Terminando em completa lição

Com divertida e grata epifania.


Na terceira conta vespertina

(Tarde quente, pois fazia calor),

Creio que fundiu as cabeças,

Inclusive a do nosso professor:

Ele se atrapalhou com um sinal,

Sinal errado, mas era redentor!


Meu colega, amigo velho e querido,

Viu naquela hora sua redenção!

Mostrando que também poderia errar

O mestre durante uma resolução.

E já se preparava para retribuir

(A seu modo) a recebida lição.


Só que o professor, precavido,

Foi mais rápido no seu matutar.

E antes que esse meu colega

Pudesse agora lhe retrucar,

Com bom humor e autoridade

Com risada se pôs logo a avisar:


Pense!
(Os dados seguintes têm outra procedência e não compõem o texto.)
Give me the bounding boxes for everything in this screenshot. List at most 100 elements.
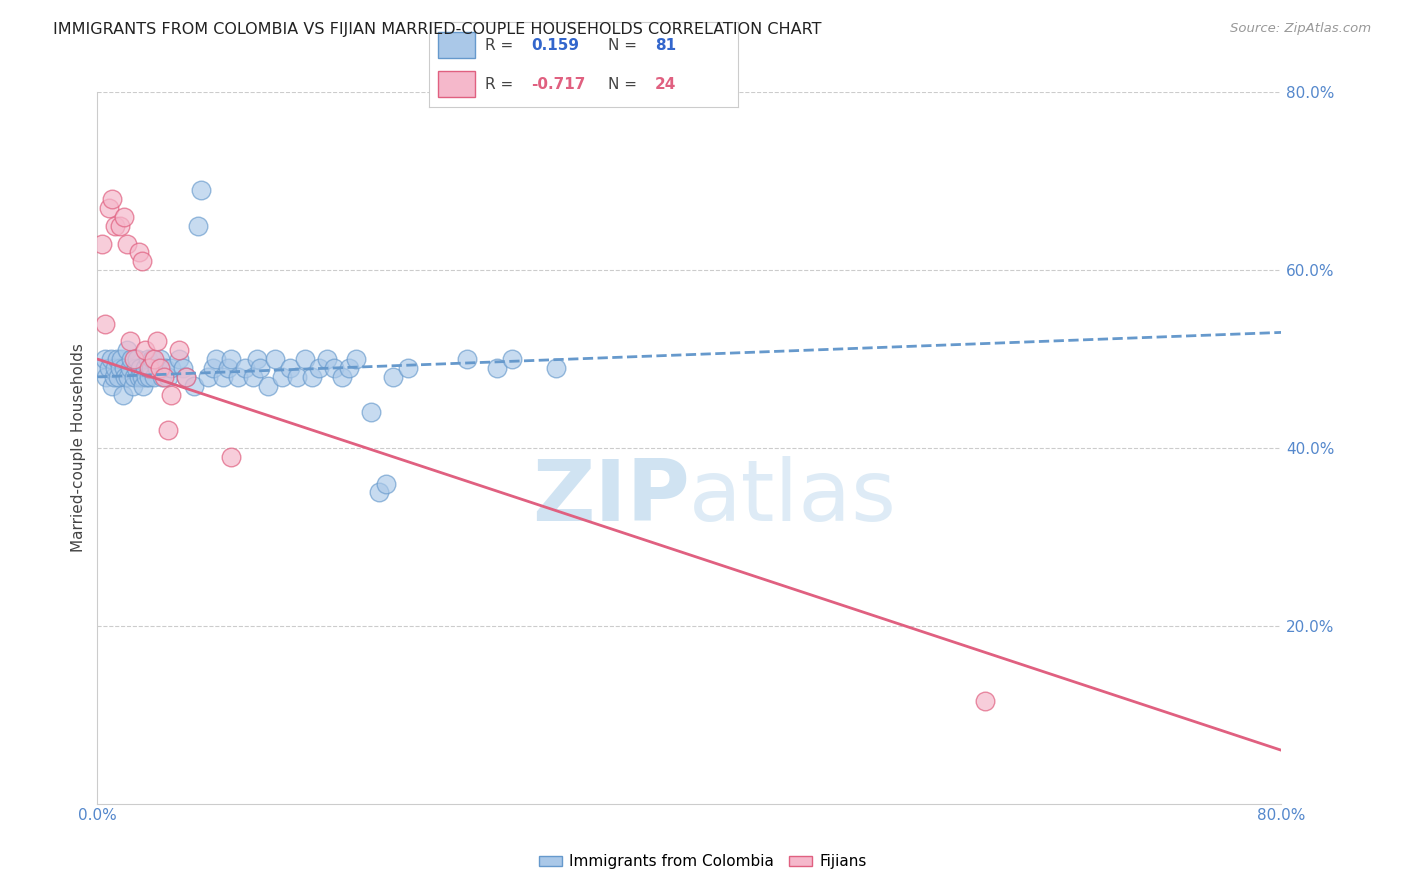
Point	[138, 361, 160, 376]
Text: IMMIGRANTS FROM COLOMBIA VS FIJIAN MARRIED-COUPLE HOUSEHOLDS CORRELATION CHART: IMMIGRANTS FROM COLOMBIA VS FIJIAN MARRI…	[53, 22, 823, 37]
Point	[108, 219, 131, 233]
Point	[125, 361, 148, 376]
Text: R =: R =	[485, 77, 517, 92]
Text: -0.717: -0.717	[531, 77, 585, 92]
Point	[226, 369, 249, 384]
Point	[107, 369, 129, 384]
Point	[94, 352, 117, 367]
Point	[142, 369, 165, 384]
Point	[128, 245, 150, 260]
Point	[101, 192, 124, 206]
Point	[204, 352, 226, 367]
Text: 81: 81	[655, 37, 676, 53]
Point	[308, 361, 330, 376]
Point	[111, 387, 134, 401]
Point	[367, 485, 389, 500]
Point	[132, 378, 155, 392]
Point	[148, 352, 170, 367]
Point	[90, 361, 112, 376]
Text: N =: N =	[609, 77, 643, 92]
Point	[294, 352, 316, 367]
Text: atlas: atlas	[689, 457, 897, 540]
Point	[104, 219, 127, 233]
Point	[139, 361, 162, 376]
Point	[323, 361, 346, 376]
Point	[375, 476, 398, 491]
Point	[108, 361, 131, 376]
Point	[183, 378, 205, 392]
Point	[112, 361, 135, 376]
Point	[131, 254, 153, 268]
Point	[217, 361, 239, 376]
Point	[110, 352, 132, 367]
Point	[115, 236, 138, 251]
Point	[152, 369, 174, 384]
Point	[120, 352, 142, 367]
Point	[201, 361, 224, 376]
Point	[122, 378, 145, 392]
Point	[98, 361, 121, 376]
Point	[134, 361, 156, 376]
Point	[337, 361, 360, 376]
Point	[344, 352, 367, 367]
Point	[278, 361, 301, 376]
Point	[127, 352, 149, 367]
Point	[145, 334, 167, 349]
Point	[118, 334, 141, 349]
Point	[145, 361, 167, 376]
Point	[134, 343, 156, 358]
Point	[115, 343, 138, 358]
Point	[138, 369, 160, 384]
Point	[167, 352, 190, 367]
Point	[190, 183, 212, 197]
Point	[94, 317, 117, 331]
Point	[219, 450, 242, 464]
Point	[167, 343, 190, 358]
Point	[546, 361, 568, 376]
Legend: Immigrants from Colombia, Fijians: Immigrants from Colombia, Fijians	[533, 848, 873, 875]
Point	[153, 369, 176, 384]
Point	[174, 369, 197, 384]
Text: 0.159: 0.159	[531, 37, 579, 53]
Point	[114, 369, 136, 384]
Point	[105, 352, 128, 367]
Point	[382, 369, 405, 384]
Point	[101, 378, 124, 392]
Text: R =: R =	[485, 37, 517, 53]
Point	[90, 236, 112, 251]
Point	[112, 210, 135, 224]
Point	[315, 352, 337, 367]
Point	[249, 361, 271, 376]
Point	[485, 361, 508, 376]
Point	[212, 369, 235, 384]
Point	[456, 352, 478, 367]
Point	[98, 201, 121, 215]
Point	[124, 369, 146, 384]
Text: ZIP: ZIP	[531, 457, 689, 540]
Point	[157, 423, 180, 437]
Point	[100, 352, 122, 367]
Point	[285, 369, 308, 384]
Point	[135, 369, 157, 384]
Point	[103, 369, 125, 384]
Point	[136, 352, 159, 367]
Point	[396, 361, 419, 376]
Y-axis label: Married-couple Households: Married-couple Households	[72, 343, 86, 552]
FancyBboxPatch shape	[439, 71, 475, 97]
Text: Source: ZipAtlas.com: Source: ZipAtlas.com	[1230, 22, 1371, 36]
Point	[142, 352, 165, 367]
Point	[128, 369, 150, 384]
Text: N =: N =	[609, 37, 643, 53]
Point	[271, 369, 294, 384]
Point	[246, 352, 269, 367]
Point	[360, 405, 382, 419]
Point	[141, 352, 163, 367]
Point	[172, 361, 194, 376]
Point	[104, 361, 127, 376]
Point	[235, 361, 257, 376]
Point	[157, 369, 180, 384]
Point	[131, 369, 153, 384]
Point	[219, 352, 242, 367]
Text: 24: 24	[655, 77, 676, 92]
Point	[174, 369, 197, 384]
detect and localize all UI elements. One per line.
Pense, mas não diga!

Que eu ainda sou seu professor…

Errar é humano, isso é verdade!

Mas se erro, é por cansaço e calor

Respeito deve ser mantido sempre,

Se quiser, da vida ser vencedor!


Esse meu colega, parado no ar,

Não esperava por aquela invertida.

Com cara de besta e de burro,

Recebia mais uma lição divertida.

Esse nosso professor tinha sempre

Uma resposta na manga escondida.


Sei que era um tempo diferente,

Sem resmungos, sem mimimi.

Professor falava reto, na lata!

Não havia o porquê de redarguir.

E nenhum estudante se chateava,

Antes aprendia na vida a prosseguir.


Muito tempo esse causo aconteceu,

Nos longínquos anos de estudante.

Eu e esse meu velho amigo querido,

Passamos para faculdades distantes.

Cada um seguiu seu rumo na vida,

Mantendo nossa amizade constante.


E por ironia desse destino sapeca,

Eis que nos tornarmos professores.

Ele, biologia. Eu, Língua Inglesa.

Tentamos pegar jovens promissores,

Transformando-os em cidadãos,

Mulheres e homens trabalhadores


* * *


Ficou o que de toda essa patuscada?

Logo todos vocês ficarão a perguntar…

A lembrança de uma grande gargalhada,

Memórias para na velhice poder contar.

Isso sim é o a vida pode nos regalar,

Nesse meandro de tantos causos e risadas.

Invenção não é, é a mais pura e crua verdade

O que contei nesse cordel de minha mocidade.